Un champ émergent : les altérations dynamiques multi-omiques
Les approches mono-omiques traditionnelles, bien qu’utiles, ne capturent pas la complexité de la pathogenèse des MICI. Les approches multi-omiques, intégrant génomique, transcriptomique, protéomique et métabolomique, offrent une vision plus holistique. Elles ont identifié des biomarqueurs de sévérité et de réponse thérapeutique. Par exemple, des modèles multivariés ont mis en évidence des biomarqueurs candidats pour la sévérité de la RCH. Dans la MC, une détoxification mitochondriale altérée du sulfure d’hydrogène et une augmentation des bactères productrices de ce composé ont été observées. Atopobium parvulum, une bactérie métabolisant le soufre, est un nœud central dans le réseau dysbiotique de la MC. Ses effets colitogéniques chez des souris déficientes en IL-10 sont atténués par des piégeurs de sulfure d’hydrogène.
Les études multi-omiques explorent également l’interaction entre génétique de l’hôte et microbiote. Des variants génétiques liés à la gestion bactérienne (CARD9, SLC39A8) sont associés à des modifications microbiennes spécifiques dans les MICI, ouvrant la voie à de nouvelles cibles thérapeutiques.
Applications de la modulation du microbiote dans les MICI
La modulation du microbiote intestinal constitue une stratégie thérapeutique prometteuse. Probiotiques, prébiotiques et TMF sont les interventions les plus étudiées.
Probiotiques
Les probiotiques exercent leurs effets via le renforcement de la barrière intestinale, la modulation immunitaire et la régulation du micro-environnement. Des formulations comme Bifico (contenant Bifidobacterium longum, Lactobacillus acidophilus et Enterococcus faecalis) améliorent l’efficacité de la mésalazine dans l’induction de rémission dans la MC et la RCH légères à modérées. Les études à long terme montrent un taux de récidive inférieur avec Bifico. Ce cocktail présente également des effets chimiopréventifs dans des modèles de cancer associé à la colite.
Le VSL#3, un mélange de Lactobacillus et Bifidobacterium, induit la rémission dans la RCH légère à modérée. Son efficacité dans la MC reste controversée, avec des taux de rechute variables selon les études.
Transplantation de microbiote fécal (TMF)

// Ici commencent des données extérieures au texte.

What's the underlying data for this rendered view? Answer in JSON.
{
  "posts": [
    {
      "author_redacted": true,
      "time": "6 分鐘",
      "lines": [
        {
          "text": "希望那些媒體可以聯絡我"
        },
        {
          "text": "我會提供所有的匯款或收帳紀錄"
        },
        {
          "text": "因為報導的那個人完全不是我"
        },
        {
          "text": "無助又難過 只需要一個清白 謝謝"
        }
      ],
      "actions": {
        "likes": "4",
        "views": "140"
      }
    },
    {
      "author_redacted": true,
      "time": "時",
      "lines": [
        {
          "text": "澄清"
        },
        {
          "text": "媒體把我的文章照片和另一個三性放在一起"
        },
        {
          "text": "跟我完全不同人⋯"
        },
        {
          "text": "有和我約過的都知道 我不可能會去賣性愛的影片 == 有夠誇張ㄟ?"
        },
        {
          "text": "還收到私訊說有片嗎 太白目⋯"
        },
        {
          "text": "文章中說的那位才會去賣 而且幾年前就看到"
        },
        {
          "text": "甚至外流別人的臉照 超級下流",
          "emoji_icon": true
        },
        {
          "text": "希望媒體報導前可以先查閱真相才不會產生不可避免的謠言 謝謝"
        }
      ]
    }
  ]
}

La TMF a démontré un potentiel pour induire la rémission, notamment dans la RCH. Les taux de rémission clinique atteignent 52 % dans la MC et 33 % dans la RCH après TMF. Les répondeurs présentent une augmentation de bactéries bénéfiques (Fusobacterium, Enterobacteriaceae). Aucune différence significative n’est observée entre les voies d’administration (haute vs basse), mais le protocole optimal (nombre de traitements, critères de sélection des donneurs) reste à définir.
Synthèse
Le micro-environnement intestinal est un acteur clé de la pathogenèse des MICI, avec la dysbiose comme élément central. Les avancées multi-omiques éclairent les interactions complexes entre hôte, microbiote et environnement. Les stratégies de modulation du microbiote, incluant probiotiques et TMF, offrent des perspectives thérapeutiques. Cependant, une standardisation de ces interventions et une identification des sous-groupes de patients répondeurs sont nécessaires. L’intégration des données multi-omiques avec les résultats cliniques pourrait révolutionner la prise en charge des MICI, vers une médecine personnalisée.